In autunno
In autunno quel viale si sommergeva di foglie di platani e si faceva di quel colore rossiccio, inequivocabile. Se cadevano due gocce, poi, le foglie umide ti si incollavano agli stivali, miste a fango che diventava malta. Anche sapendo che poi avrei dovuto faticare non poco per ridare a quei calzari dignità di rappresentanza, che i pantaloni di velluto puliti sarebbero, non appena rientrato, finiti in lavanderia, amavo percorrere quel viale della mia infanzia.
Amo, in realtà, sempre seguire le tracce di un mio passato, scoprire chi sono, perché se me lo chiedi non so più rispondere. Sono quello che sono stato è la mia unica risposta. Tutto si è scompaginato, rotto di fronte a me e se non voglio che la frattura mi penetri devo attaccarmi a qualcosa: a questi boschi, a questa casa, a quello che mi rimane.
Io lo so a cosa mi aggrappo, non mi serve uno psicanalista, ci posso arrivare da solo. Mi aggrappo alla storia della mia famiglia di cui sono l’unico erede. Unico erede non perché unico superstite, ma l’unico cui importi qualcosa. Gli altri hanno altre necessità, non hanno niente da impedire vada in frantumi. Sembrano avere tutto il necessario: mogli, figli, una tranquilla esistenza borghese. Le normali angustie di tutti.
Loro non sanno chi sono, e non vogliono saperlo, hanno accettato facilmente di snaturarsi e lasciarsi plasmare dagli estranei che hanno occupato la loro vita. Desiderosi di cancellare un passato ingombrante e liberarsi. È facile sentirli dire: “Quell’eredità familiare è un peso insostenibile. Io sono io e null’altro. Il mondo inizia dal giorno della mia nascita”.
Concordo che è un’eredità pesante, con cui fare i conti. Poi la dicotomica scelta: farceli o non farceli? Io sono l’unico che ha deciso di farceli. Ma io non ho eredi. Sarà un caso? O i figli ti costringono a non distogliere lo sguardo dal futuro?
Eppure tutta la nostra storia è una storia di memoria. Anche i muri trasudano memoria, gli oggetti, i segreti della cucina tramandati da generazioni, quei libri polverosi i cui soli titoli, declinati in ordine, dal primo all’ultimo, sarebbero uno splendido affresco di un tempo che fu, ideale soggetto di una tesi di laurea.
Nel suo studio, davanti alla libreria, ogni giorno mio padre riceveva i visitatori che petivano suppliche accompagnandole con povere cose, una forma di formaggio, un’anatra, qualche ortaggio. Per tutti aveva la sua risposta, sì o no, insindacabile. Oggi più nessuno varca quella porta, il podere è pressoché in abbandono, se si eccettua i vigneto da cui il buon Vito ricava ancora un ottimo rosso, e quel poco d’olio che raccapezziamo da quel centinaio di ulivi ormai esausti.

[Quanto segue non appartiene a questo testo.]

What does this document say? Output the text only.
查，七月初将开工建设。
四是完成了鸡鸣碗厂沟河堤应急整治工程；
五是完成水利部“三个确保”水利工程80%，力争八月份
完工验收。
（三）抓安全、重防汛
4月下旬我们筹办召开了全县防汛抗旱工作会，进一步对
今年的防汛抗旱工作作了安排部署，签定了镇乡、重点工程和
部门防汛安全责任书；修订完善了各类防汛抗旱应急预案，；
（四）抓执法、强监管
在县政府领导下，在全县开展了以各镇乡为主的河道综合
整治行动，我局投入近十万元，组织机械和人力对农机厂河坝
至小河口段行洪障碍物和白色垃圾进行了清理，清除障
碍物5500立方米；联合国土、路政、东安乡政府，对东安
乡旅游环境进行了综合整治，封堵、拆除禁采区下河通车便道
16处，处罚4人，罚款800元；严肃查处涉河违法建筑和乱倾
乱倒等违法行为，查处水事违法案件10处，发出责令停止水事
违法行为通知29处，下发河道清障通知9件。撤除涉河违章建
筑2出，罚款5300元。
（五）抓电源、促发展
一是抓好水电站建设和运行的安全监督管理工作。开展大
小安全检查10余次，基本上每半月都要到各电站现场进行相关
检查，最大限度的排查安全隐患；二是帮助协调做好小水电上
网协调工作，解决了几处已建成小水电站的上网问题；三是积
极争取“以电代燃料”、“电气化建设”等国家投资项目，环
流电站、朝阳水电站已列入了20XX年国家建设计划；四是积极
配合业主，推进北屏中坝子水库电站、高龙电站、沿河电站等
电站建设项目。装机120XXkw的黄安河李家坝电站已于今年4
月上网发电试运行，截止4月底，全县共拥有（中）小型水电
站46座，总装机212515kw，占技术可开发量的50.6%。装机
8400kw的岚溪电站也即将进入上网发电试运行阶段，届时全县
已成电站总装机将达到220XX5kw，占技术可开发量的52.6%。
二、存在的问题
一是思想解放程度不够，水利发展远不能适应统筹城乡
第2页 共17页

Ma perché produrre ancora quando sugli scaffali dell’alimentari hai tutto quello che ti serve? Non si sente più l’esigenza di produrre, solo quella di consumare. Io vorrei ancora produrre, far rivivere questi luoghi e queste cose, non accettare che diventino rifugio caldo di qualche anziana coppia inglese o tedesca, buono per svernare e per reiterare, in forma meno cruenta sì, passate invasioni.
Ma è ripida salita, un vezzo, un’impuntatura, un ancorarmi ad un passato ormai passato. Una follia, insomma. E ogni volta attraverso quelle montagne per tornare qui e ritrovare traccia di me. Per ritrovarmi tra queste cose, per sentire ancora quei retaggi che, altrimenti, sparirebbero. Non li lascio ad altri, a neofiti, a chi, magari, non saprebbe che farsene. Fin che ci son io sono per me, dopo vedremo.
Torno sui miei passi, un latrato di un cane, il sole ormai tramontato dietro quello sperone che da secoli sovrasta questa casa. Tra poco il buio mi impedirà di far ritorno e dovrò cercare in qualche modo la via. Lo so che non ne avrò per molto, che non lascio molto dietro di me, a parte ciò che ho di fronte, macerie. Macerie di affetti. L’ultima, la mia amica Olga, al cui sodalizio ho consacrato gli ultimi anni, mi ha lasciato da qualche mese. Mi attacco, edera non doma, a questi resti di un passato glorioso, a ricordi che sono voci vere di persone vere, che qui hanno vissuto e lottato; che questo hanno ricevuto in dono e questo hanno trasmesso, rigenerato e accresciuto, a chi li seguiva. Sono l’ultimo ma, finchè ci son io, qui non si vende niente.